The project was developed by a joint venture formed by AGL Energy and Meridian Energy, a New Zealand-based power generating company, with works starting in 2010. The project was fully operational in January 2013.

In 2013, Meridian sold its 50% share in the wind farm to Malaysian power company Malakoff Corporation Berhad for A$650 million. In September 2015, AGL Energy sold its 50% stake in the wind farm to Morrison & Co for $532m.
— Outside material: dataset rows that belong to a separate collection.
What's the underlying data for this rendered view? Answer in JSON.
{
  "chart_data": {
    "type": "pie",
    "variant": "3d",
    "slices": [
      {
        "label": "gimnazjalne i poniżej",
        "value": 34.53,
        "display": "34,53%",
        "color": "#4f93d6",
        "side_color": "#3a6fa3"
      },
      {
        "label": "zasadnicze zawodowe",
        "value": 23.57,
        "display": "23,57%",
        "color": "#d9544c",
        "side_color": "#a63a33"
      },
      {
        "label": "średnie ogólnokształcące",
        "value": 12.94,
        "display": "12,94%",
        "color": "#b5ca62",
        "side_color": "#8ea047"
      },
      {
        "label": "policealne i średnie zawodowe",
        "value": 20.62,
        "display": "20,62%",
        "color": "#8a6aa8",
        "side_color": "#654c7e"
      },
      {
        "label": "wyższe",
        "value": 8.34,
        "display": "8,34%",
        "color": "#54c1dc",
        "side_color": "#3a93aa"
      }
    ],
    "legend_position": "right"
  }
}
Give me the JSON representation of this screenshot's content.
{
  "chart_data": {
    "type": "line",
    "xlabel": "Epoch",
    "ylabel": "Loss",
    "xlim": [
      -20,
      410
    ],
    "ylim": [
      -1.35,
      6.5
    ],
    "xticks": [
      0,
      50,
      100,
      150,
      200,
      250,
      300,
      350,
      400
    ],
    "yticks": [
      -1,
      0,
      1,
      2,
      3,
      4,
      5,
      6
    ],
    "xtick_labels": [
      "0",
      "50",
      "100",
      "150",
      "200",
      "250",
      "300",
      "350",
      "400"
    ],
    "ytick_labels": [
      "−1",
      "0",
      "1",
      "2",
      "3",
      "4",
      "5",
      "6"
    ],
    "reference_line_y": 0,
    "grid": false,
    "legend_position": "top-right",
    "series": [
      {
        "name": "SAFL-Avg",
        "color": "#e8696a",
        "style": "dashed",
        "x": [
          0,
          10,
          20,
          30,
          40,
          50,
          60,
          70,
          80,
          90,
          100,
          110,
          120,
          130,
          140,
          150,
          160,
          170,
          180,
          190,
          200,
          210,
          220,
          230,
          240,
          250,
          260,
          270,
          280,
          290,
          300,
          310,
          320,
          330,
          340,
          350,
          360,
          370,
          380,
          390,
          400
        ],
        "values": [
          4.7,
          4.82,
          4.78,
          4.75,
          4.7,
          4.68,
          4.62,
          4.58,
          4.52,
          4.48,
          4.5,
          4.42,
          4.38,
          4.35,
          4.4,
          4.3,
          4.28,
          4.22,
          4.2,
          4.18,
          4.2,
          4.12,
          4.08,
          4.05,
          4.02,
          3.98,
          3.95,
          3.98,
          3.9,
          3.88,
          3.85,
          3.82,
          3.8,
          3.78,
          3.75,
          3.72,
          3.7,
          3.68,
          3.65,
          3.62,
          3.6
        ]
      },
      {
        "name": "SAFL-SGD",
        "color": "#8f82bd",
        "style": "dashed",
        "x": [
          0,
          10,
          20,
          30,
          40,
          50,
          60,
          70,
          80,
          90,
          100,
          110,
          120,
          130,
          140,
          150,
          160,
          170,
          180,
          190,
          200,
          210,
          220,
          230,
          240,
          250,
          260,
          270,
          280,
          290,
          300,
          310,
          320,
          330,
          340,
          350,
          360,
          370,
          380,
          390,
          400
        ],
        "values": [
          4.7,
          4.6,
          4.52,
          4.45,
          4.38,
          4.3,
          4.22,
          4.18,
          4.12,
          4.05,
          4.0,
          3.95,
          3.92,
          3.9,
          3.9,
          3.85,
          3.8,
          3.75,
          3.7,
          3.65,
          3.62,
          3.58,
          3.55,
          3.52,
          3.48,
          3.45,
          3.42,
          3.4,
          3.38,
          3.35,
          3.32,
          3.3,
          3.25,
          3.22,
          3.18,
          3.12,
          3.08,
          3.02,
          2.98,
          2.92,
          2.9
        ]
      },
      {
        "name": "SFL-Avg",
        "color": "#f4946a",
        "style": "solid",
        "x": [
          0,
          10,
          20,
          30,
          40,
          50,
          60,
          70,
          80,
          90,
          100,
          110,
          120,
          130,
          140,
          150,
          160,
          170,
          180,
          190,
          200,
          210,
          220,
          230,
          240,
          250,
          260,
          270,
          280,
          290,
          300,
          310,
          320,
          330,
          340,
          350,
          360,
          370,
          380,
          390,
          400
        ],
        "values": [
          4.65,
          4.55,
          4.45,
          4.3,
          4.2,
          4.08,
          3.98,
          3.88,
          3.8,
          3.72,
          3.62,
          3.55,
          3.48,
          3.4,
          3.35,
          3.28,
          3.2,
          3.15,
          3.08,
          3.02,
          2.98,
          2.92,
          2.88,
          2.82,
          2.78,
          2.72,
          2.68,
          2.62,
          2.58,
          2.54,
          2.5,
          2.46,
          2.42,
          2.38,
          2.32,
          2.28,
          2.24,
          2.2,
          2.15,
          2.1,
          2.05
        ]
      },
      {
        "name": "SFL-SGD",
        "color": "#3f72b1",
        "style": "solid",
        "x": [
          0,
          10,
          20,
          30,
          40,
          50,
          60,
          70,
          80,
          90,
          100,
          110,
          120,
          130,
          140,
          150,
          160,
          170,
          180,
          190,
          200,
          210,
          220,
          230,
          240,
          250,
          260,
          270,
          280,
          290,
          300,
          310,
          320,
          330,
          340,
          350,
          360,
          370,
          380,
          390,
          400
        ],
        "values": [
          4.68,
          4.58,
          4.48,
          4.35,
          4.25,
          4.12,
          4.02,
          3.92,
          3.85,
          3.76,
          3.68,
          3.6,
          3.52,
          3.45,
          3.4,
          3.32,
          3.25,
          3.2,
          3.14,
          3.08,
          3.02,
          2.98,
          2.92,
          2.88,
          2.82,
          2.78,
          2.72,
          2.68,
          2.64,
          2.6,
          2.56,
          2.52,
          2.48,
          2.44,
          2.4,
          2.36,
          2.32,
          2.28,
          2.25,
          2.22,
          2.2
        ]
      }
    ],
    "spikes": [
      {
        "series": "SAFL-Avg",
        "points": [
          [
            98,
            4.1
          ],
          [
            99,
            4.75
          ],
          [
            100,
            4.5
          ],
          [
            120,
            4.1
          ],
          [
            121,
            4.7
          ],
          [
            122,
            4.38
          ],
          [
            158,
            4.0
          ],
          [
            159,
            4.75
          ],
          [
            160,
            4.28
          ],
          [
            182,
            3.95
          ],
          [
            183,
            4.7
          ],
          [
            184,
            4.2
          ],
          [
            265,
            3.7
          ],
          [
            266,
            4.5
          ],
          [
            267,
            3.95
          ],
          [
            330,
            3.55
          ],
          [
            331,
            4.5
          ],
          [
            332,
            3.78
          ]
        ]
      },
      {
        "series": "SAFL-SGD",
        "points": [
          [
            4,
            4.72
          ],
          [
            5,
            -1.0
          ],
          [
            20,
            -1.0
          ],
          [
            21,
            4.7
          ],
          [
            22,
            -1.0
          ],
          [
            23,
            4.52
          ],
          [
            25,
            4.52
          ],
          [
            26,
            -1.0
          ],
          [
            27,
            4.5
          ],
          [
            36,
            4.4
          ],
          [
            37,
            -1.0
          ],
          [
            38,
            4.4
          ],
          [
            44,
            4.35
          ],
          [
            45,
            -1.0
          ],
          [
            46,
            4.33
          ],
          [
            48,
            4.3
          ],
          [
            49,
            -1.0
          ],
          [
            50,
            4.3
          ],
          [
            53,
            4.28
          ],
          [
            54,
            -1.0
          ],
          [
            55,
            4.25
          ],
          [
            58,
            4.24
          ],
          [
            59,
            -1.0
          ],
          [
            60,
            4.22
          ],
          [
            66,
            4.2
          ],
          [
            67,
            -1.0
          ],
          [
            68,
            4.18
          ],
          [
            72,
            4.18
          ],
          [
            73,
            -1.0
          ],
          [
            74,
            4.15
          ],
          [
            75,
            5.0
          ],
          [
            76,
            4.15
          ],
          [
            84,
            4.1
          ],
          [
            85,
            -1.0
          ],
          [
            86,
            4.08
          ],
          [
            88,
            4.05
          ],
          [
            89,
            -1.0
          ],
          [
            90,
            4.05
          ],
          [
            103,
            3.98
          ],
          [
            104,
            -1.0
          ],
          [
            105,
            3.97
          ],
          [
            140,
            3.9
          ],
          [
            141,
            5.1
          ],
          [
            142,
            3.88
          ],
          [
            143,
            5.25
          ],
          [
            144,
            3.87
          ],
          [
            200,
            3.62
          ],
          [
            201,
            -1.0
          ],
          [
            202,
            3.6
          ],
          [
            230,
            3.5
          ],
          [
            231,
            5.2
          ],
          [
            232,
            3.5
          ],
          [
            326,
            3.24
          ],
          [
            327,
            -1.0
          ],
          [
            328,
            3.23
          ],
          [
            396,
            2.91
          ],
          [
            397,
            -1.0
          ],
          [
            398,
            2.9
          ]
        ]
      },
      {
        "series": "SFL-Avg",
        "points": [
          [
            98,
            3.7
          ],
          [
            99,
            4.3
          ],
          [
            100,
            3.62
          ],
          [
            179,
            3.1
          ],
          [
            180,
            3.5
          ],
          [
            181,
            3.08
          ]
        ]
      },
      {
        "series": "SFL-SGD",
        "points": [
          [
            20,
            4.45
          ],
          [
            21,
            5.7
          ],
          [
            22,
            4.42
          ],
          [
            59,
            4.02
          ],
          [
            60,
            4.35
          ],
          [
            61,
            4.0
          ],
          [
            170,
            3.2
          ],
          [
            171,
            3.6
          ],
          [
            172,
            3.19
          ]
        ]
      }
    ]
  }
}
AGL Energy will operate and maintain the wind farm in place of Morrison & Co and Malakoff. It also reserves the rights to all renewable energy certificates and electricity production until 2038.

== Operations ==
The wind farm registered its first grid output in September 2012 and reached full output in March 2013. The generation table uses eljmkt nemlog to obtain generation values for each month.

Macarthur Wind Farm Generation (MWh)
| Year | Total | Jan | Feb | Mar | Apr | May | Jun | Jul | Aug | Sep | Oct | Nov | Dec |
|---|---|---|---|---|---|---|---|---|---|---|---|---|---|
| 2012 | 130,077 | N/A | N/A | N/A | N/A | N/A | N/A | N/A | N/A | 26* | 16,862* | 36,463* | 76,726* |
| 2013 | 1,081,695 | 64,870* | 71,095* | 89,292* | 65,862 | 94,835 | 69,212 | 110,056 | 161,313 | 116,783 | 123,371 | 59,772 | 55,234 |
| 2014 | 921,516 | 88,586 | 64,894 | 57,826 | 67,697 | 56,297 | 91,760 | 128,794 | 59,464 | 84,296 | 84,224 | 68,951 | 68,727 |
| 2015 | 999,626 | 97,213 | 61,516 | 74,953 | 57,059 | 122,926 | 74,144 | 116,023 | 94,537 | 69,370 | 84,615 | 67,932 | 79,338 |
| 2016 | 1,020,744 | 73,619 | 52,313 | 53,025 | 69,527 | 134,943 | 92,693 | 135,718 | 102,208 | 69,759 | 91,122 | 78,019 | 67,798 |
| 2017 | 888,669 | 58,217 | 62,226 | 70,416 | 36,579 | 58,751 | 42,026 | 126,122 | 103,920 | 135,307 | 74,841 | 56,721 | 63,543 |
| 2018 | 1,069,469 | 62,680 | 73,665 | 88,828 | 57,723 | 105,689 | 86,562 | 161,645 | 132,595 | 91,421 | 81,484 | 65,725 | 61,452 |
| 2019 | 977,014 | 49,132 | 70,374 | 67,309 | 70,299 | 96,318 | 91,265 | 106,790 | 114,631 | 82,854 | 72,786 | 78,356 | 76,900 |
| 2020 | 779,604 | 73,238 | 14,531 | 79,991 | 70,096 | 95,739 | 66,404 | 60,178 | 78,541 | 25,518 | 80,581 | 66,617 | 68,170 |
| 2021 | 803,007 | 69,269 | 44,864 | 39,846 | 56,501 | 38,375 | 71,864 | 119,446 | 98,291 | 88,988 | 69,269 | 58,189 | 48,105 |
| 2022 | 588,086 | 63,891 | 57,449 | 54,690 | 14,087 | 40,472 | 81,791 | 39,000 | 47,056 | 52,200 | 59,521 | 28,479 | 49,450 |
| 2023 | 784,107 | 53,158 | 48,769 | 48,302 | 34,018 | 74,796 | 111,592 | 115,381 | 47,077 | 75,745 | 77,327 | 42,918 | 55,024 |

Note: Asterisk indicates power output was limited during the month.

== Performance ==
Macarthur has consistently been one of the worst performing wind farms since its construction in 2012. It was intended to have a capacity factor around 34% and generate 1240 GWh of energy per annum.

However, the most the farm has generated was 1081 GWh in 2013, and has consistently averaged around 901 GWh, which corresponds to a capacity factor of 24.50%.